Single-input scan-list (when only the reactant is available)

mlmm all -i 1.R.pdb \
    -c 'SAM,GPP,MG' -l 'SAM:1,GPP:-3' \
    --scan-lists '[("CS1 SAM 320","GPP 321 C7",1.60)]' \
                 '[("GPP`321/H11","GLU`186/OE2",0.90)]' \
    --tsopt --thermo \
    --out-dir result_scan

Validate a TS candidate without re-running path search

mlmm tsopt -i ts_guess.xyz -q -1 -m 1 -b uma -o result_tsopt
mlmm freq  -i result_tsopt/final_geometry.xyz -q -1 -m 1 -b uma -o result_freq
mlmm irc   -i result_tsopt/final_geometry.xyz -q -1 -m 1 -b uma -o result_irc

DFT//MLIP single point on the rate-limiting TS

mlmm dft -i seg_01/ts.pdb \
    -l 'SAM:1,GPP:-3' \
    --func-basis 'wb97m-v/def2-tzvpd' \
    --engine gpu

Bond-change report between R and P

mlmm bond-summary -i reactant.pdb product.pdb

Cross-cutting caveats

Pitfall	Fix
`--scan-lists` syntax error	The list is a Python literal-eval expression. Quote with single-quotes outside, double-quotes inside, and watch vs `\`.
Wrong charge silently	Always run `--show-config` once before a long job; it prints the resolved charge.
Forgetting `-b` falls back to the default (`uma`)	Spell `-b uma` / `-b orb` / `-b mace` / `-b aimnet2` explicitly for production runs.
`--config` YAML ignored	YAML is read after built-in defaults but before explicit CLI flags.

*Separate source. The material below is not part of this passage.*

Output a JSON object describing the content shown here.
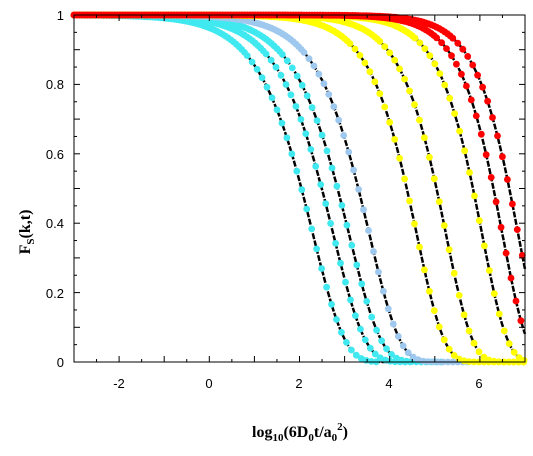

Anything also given on CLI overrides YAML.
`--help-advanced` flags differ between versions	They are subject to change; if a flag isn't in `--help`, check `--help-advanced` and version-pin if the workflow is shared.
OOM on the Hessian step	If `hessian_calc_mode='Analytical'` was enabled, switch back to the default `'FiniteDifference'` (FD is bounded by a single energy/force evaluation; autograd retains $O(N \cdot D)$ activations across $3N$ backward passes). Also try `return_partial_hessian=True` or downgrade backend (UMA-m → UMA-s).

Defaults

Every default value is exported from mlmm.core.defaults (read with import — the skill does not transcribe values that change between releases):

python -c "import mlmm.core.defaults as d; print([n for n in dir(d) if n.endswith('_KW') or n.startswith('OUT_DIR')])"

# Examples:
python -c "import mlmm.core.defaults as d; print(d.LBFGS_KW)"
python -c "import mlmm.core.defaults as d; print(d.RSIRFO_KW)"
python -c "import mlmm.core.defaults as d; print(d.IRC_KW)"
python -c "import mlmm.core.defaults as d; print(d.MLMM_CALC_KW)"

Each per-subcommand md points at the relevant _KW dict in the "See also" section.